What is the purpose of an import in Terraform?

Question

This question is not how to import and it's not what's the purpose of tfstate. It's what's the purpose of importing a pre-existing resource, esp. compared to just referencing the ID of the existing resource?

Terraform has the feature of terraform import. HashiCorp describes the purpose of this as:

Terraform is able to import existing infrastructure. This allows you take resources you've created by some other means and bring it under Terraform management.

This is a great way to slowly transition infrastructure to Terraform, or to be able to be confident that you can use Terraform in the future if it potentially doesn't support every feature you need today.

I read the article about the purpose of Terraform state. It does make sense to me to track Terraform state with .tfstate files when those files are mappings back to the configurations in .tf files.
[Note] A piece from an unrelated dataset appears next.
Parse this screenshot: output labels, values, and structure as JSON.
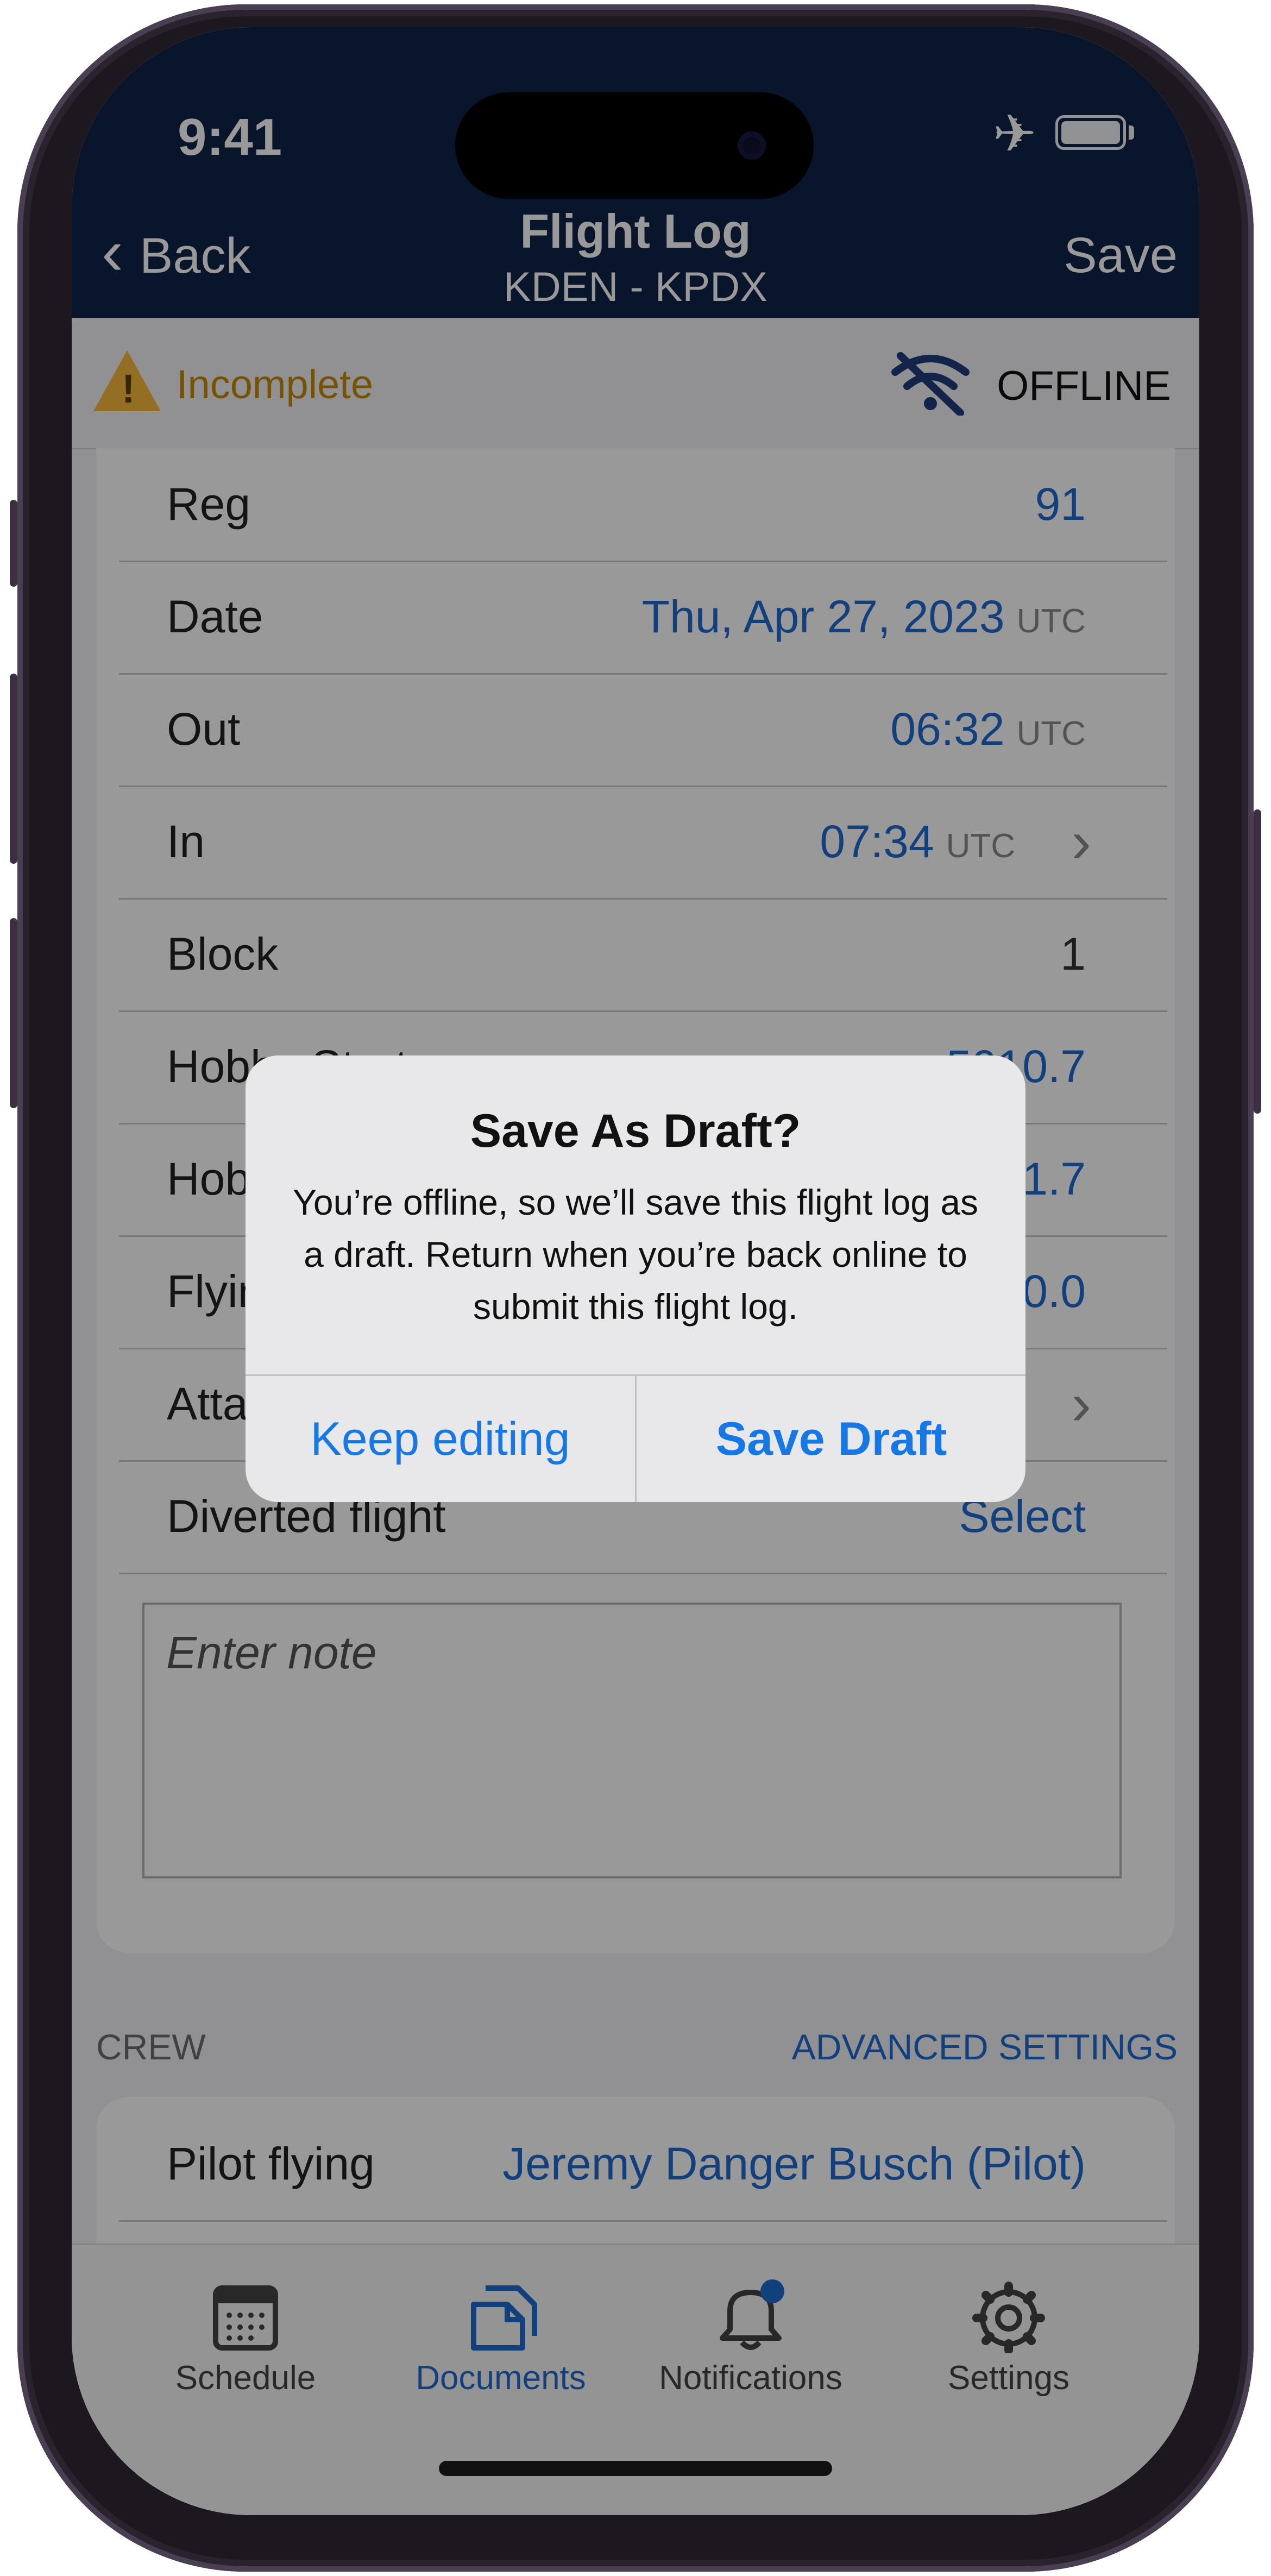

But it's still unclear to me what the purpose of a standalone .tfstate file is when it only maps to an empty resource block. If there is a resource not in terraform yet, I would typically do one of two things:

1. put the resource in terraform, tear down the resource manually and re-deploy the resource with terraform, or...
2. keep the resource un-templated, reference its resource ID as a parameter and get its metadata via a data element for terraform-managed resources that rely on it.
3. Is terraform import an alternative to those two approaches? And if so, why would you use that approach?

The only way to make changes to an imported resource (that only has an empty resource block in the .tf file and detailed state in .tfstate) is to make manual changes and then re-import into .tfstate`, right? And if so, then what's the point of tracking the state of that resource in terraform?

I'm sure there's a good reasons. Just want to understand this deeper! Thanks!

Answer 1

But it's still unclear to me what the purpose of a standalone .tfstate file is when it only maps to an empty resource block.

You wouldn't use a standalone .tfstate file. You would be using the same .tfstate file that all your other resources are in.

If there is a resource not in terraform yet, I would typically do one of two things:

1. put the resource in terraform, tear down the resource manually and re-deploy the resource with terraform, or...
2. keep the resource un-templated, reference its resource ID as a parameter and get its metadata via a data element for terraform-managed resources that rely on it.

Is terraform import an alternative to those two approaches? And if so, why would you use that approach?

Consider the case where you have a production database with terrabytes of data already load in it, and users actively performing actions that query that database 24 hours a day. Your option 1 would require some down time, possibly a lot of down time, because you would have to deal with backing up and restoring terrabytes of data. Your option 2 would never let you manage changes to your database server via Terraform. That's what the Terraform import feature solves. It lets Terraform take "full control" of resources that already exist, without having to recreate them.

I agree that if a system outage is not an issue, and if recreating a resource isn't going to take much time, using option 1 is the way to go. Option 2 is only for resources that you never want to fully manage in Terraform, which is really a separate issue from the one Terraform import solves.

Answer 2

Terraform state file is your source of truth for your cloud infrastructure. Terraform uses local state to create plans and make changes to the infrastructure. Before any terraform operation, terraform does a refresh to update the state with the real infrastructure.

Answer 3

When importing a resource with terraform import it is necessary to write the configuration block to manage it with Terraform. On the same page you linked it states:

The current implementation of Terraform import can only import resources into the state. It does not generate configuration. A future version of Terraform will also generate configuration.

Because of this, prior to running terraform import it is necessary to write manually a resource configuration block for the resource, to which the imported object will be mapped.

So to bring preexisting resources under Terraform management, you first write the resource block for it in a .tf file. Next you use terraform import to map the resource to this resource block in your .tfstate. The next time you run terraform plan, Terraform will determine what changes (if any) will need to be made upon the next terraform apply based on the resource block and the actual state of the resource.

EDIT

The "why" of terraform import is to manage resources that are previously unknown to Terraform. As you alluded to in your second bullet point, if you want metadata from a resource but do not want to change the configuration of the resource, you would use a data block and reference that in dependent resources.

When you want to manage the configuration of a resource that was provisioned outside of Terraform you use terraform import. If you tear down the resource there may be data loss or service downtime until you re-deploy with Terraform, but if you use terraform import the resource will be preserved.

The import process can be started with an empty resource block, but the attributes need to be filled out to describe the resource. You will get the benefits of terraform plan after importing, which can help you find the discrepancies between the resource block and the actual state of the resource. Once the two match up, you can continue to make additional changes to the resource like any other resource in Terraform.